I'm staying at a friend-of-a-friend's house. I haven't been home in two months and I miss my cat. The friend's friend doesn't have a cat or dog or anything. My first cat was named Nitten. She didn't like laser shows. She couldn't escape them. The living room was the studio: industrial shelving, bed sheet projection screen stretched between rooms, a boom box-sized American 60X argon with an exhaust fan that cooked the house.

Cats see better than humans. Moving images blur together after about 12 frames per second for humans; for cats it's three or four times that. The diffraction grating put Nitten over the edge. It's a piece of transparent film with holographically etched microprisms. One perfect laser beam goes into the grating; a circular array of 32 perfect laser beams comes out. Eye sugar.

I remember when Lloyd cranked the dials on the synth and whipsawed the laser beam between the mirrors of the GS138 scanners. At first, there was only a crisp dot of laser light projected on the bed sheet. After the scanners, the dot moved so fast it became a solid line of glowing light. Then a circle, then an ellipsoid. Then a half-finished cocoon woven from a web of aquamarine spaghetti strands. Something inside thrashed to get out.
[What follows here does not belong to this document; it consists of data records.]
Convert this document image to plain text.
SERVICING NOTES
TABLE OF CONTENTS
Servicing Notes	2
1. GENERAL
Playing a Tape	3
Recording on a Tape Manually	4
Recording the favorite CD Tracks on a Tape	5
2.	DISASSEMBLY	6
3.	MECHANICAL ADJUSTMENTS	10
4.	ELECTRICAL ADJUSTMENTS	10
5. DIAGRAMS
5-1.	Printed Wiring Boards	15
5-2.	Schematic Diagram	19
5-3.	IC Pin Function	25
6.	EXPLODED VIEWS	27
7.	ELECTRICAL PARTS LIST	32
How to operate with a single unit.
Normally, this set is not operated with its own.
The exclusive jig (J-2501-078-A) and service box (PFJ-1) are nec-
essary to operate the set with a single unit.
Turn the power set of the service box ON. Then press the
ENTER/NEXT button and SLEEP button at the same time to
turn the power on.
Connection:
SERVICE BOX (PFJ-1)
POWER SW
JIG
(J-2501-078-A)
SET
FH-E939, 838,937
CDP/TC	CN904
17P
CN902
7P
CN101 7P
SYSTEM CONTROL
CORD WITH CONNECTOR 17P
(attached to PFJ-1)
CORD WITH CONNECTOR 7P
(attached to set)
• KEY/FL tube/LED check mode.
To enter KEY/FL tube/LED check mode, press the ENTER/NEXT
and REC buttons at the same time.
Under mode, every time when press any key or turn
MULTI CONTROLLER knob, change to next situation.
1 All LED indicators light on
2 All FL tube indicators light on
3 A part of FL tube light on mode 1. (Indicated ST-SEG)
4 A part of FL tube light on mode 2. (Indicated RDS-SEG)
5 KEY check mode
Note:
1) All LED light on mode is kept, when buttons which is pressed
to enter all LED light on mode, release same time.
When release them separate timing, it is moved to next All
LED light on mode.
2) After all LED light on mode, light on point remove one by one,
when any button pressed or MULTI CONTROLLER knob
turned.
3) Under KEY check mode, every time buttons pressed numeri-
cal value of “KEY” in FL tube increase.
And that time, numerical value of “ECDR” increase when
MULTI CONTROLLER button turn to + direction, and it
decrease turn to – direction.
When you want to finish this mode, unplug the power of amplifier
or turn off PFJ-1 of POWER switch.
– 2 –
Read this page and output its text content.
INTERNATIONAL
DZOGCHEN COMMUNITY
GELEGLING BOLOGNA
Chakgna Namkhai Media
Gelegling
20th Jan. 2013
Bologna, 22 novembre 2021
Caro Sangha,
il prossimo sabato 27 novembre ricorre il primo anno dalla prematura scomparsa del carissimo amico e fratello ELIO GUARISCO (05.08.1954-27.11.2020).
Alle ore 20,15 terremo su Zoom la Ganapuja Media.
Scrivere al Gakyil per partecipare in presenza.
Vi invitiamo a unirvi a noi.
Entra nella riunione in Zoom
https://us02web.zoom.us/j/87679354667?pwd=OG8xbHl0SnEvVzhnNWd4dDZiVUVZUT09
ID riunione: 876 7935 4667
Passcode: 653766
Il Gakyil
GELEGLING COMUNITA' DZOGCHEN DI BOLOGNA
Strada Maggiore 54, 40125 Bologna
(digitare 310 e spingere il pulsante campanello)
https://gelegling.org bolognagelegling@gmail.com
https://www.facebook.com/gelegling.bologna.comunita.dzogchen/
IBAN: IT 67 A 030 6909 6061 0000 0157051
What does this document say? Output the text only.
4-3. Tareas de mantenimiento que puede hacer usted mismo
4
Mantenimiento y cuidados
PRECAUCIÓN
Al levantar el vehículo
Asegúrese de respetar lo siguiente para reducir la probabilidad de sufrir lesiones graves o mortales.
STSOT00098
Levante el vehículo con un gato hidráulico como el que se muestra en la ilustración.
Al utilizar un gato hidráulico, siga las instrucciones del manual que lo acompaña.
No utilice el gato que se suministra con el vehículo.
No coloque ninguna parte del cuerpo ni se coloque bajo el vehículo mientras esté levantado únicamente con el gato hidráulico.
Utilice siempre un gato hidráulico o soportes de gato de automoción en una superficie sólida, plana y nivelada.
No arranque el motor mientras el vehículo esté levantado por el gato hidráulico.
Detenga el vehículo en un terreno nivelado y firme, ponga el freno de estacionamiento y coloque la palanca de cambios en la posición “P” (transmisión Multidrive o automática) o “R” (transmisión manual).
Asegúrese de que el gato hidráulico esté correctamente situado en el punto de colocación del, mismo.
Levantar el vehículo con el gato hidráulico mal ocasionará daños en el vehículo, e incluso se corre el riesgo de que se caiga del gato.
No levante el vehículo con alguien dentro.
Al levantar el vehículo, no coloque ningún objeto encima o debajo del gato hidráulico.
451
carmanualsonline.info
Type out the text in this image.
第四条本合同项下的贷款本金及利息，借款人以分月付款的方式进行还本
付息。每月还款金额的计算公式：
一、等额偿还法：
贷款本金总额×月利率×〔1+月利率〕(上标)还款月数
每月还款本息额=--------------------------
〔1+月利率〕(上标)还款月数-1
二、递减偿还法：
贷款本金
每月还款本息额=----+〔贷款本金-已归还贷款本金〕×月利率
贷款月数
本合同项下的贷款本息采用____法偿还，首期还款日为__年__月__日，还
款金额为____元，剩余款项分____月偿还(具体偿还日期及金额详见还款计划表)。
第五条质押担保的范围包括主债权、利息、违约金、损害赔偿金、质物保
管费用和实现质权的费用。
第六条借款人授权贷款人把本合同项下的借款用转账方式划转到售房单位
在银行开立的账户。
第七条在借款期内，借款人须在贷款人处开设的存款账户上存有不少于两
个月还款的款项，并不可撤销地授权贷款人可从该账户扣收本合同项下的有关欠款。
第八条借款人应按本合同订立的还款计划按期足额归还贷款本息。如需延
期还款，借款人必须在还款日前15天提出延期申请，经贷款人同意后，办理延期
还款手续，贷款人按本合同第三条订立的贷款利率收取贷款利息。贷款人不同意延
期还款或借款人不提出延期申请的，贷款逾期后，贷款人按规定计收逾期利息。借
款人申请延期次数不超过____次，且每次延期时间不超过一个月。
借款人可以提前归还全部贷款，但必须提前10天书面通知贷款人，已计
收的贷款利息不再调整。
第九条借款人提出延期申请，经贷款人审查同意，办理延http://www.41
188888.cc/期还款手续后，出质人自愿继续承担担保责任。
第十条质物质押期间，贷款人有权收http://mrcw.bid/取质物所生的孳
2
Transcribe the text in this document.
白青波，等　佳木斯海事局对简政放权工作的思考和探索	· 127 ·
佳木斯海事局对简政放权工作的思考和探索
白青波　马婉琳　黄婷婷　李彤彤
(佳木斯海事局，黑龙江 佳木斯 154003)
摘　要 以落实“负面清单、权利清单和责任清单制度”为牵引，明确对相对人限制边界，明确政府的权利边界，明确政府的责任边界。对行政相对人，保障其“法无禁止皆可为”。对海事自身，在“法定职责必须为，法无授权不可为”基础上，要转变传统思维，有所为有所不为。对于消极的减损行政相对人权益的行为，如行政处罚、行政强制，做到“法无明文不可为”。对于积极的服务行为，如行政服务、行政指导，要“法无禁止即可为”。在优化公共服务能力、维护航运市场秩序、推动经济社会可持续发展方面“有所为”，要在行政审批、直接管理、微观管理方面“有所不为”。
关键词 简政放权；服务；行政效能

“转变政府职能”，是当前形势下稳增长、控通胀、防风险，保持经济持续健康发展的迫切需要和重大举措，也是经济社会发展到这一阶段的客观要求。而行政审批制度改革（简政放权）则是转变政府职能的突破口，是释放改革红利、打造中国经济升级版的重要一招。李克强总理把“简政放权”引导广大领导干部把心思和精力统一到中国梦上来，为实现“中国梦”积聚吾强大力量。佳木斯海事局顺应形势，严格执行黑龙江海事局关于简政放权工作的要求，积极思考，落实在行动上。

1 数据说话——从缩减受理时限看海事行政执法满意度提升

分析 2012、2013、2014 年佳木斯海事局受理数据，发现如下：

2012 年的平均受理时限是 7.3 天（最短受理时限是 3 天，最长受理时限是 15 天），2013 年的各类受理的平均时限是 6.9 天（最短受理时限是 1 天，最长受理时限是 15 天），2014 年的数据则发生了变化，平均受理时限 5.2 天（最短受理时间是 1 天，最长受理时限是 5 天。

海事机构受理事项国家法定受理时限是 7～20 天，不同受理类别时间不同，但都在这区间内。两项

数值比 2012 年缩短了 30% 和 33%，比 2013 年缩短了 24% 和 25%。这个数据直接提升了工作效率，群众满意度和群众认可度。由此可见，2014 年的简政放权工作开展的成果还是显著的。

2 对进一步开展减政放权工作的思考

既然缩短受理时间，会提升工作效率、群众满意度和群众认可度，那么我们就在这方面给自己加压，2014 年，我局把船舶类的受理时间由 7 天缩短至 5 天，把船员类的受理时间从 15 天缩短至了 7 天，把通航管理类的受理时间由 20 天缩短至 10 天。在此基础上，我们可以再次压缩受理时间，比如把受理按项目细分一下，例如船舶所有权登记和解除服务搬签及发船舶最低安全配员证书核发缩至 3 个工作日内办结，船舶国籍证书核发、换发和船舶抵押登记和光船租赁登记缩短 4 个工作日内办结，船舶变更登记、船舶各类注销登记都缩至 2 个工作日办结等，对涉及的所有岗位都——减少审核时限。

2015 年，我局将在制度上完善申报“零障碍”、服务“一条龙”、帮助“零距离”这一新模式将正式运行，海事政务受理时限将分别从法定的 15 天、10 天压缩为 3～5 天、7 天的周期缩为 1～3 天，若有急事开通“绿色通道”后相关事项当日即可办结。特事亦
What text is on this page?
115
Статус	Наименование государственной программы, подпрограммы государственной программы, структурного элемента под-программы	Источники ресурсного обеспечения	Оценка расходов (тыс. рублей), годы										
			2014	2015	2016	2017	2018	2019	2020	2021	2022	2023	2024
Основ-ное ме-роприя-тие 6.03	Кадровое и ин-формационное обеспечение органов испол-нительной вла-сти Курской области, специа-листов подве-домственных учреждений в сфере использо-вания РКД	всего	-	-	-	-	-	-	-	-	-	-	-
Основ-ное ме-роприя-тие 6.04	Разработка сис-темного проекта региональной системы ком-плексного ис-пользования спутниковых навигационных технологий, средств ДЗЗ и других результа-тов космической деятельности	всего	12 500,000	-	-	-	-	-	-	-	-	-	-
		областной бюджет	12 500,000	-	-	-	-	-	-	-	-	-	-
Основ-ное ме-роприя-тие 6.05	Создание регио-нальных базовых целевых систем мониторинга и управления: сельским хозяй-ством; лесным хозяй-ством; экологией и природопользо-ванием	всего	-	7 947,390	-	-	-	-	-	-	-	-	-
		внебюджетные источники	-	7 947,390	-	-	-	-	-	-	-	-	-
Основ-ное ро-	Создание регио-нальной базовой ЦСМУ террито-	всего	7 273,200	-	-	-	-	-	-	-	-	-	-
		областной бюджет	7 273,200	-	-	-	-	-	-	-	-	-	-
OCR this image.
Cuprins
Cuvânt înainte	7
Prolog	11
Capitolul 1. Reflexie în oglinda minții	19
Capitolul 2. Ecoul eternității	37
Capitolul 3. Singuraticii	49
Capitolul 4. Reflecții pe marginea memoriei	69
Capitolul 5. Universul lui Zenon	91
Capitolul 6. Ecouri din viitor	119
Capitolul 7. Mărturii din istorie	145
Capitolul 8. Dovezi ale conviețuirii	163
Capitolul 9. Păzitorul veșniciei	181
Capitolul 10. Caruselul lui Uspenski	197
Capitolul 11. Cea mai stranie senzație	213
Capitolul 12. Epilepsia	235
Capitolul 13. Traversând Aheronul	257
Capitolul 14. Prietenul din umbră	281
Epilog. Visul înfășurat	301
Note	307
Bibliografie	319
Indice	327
We fed the pattern through a pair of counter-rotating diffraction gratings. The first grating projected 32 clockwise-rotating cocoons on the walls, floor and ceiling. We slapped a second grating millimeters in front of the first and motored it in the opposite direction. Another 1,024 writhing cocoons covered walls. Arcing lines of blue and green palpitated at speeds too fast for humans to perceive.

But not Nitten. It must have looked different to cat's eyes. Her back arched, her fur aligned heavenward, her throat hissed rage. She ran. A neighbor across the street took Nitten in. She never returned to the living room.

My new cat is Ellroy. He chews the insulation off electric cords and likes the low-voltage tingle that leaks through three-phase power cables. He bites my hand when he wants to play. Bites it hard enough to break skin. I like to play with Ellroy. Good kitty.

 
 
David Lytle is a freelance writer living in Portland. His cats run from the living room when he cranks Neil Young.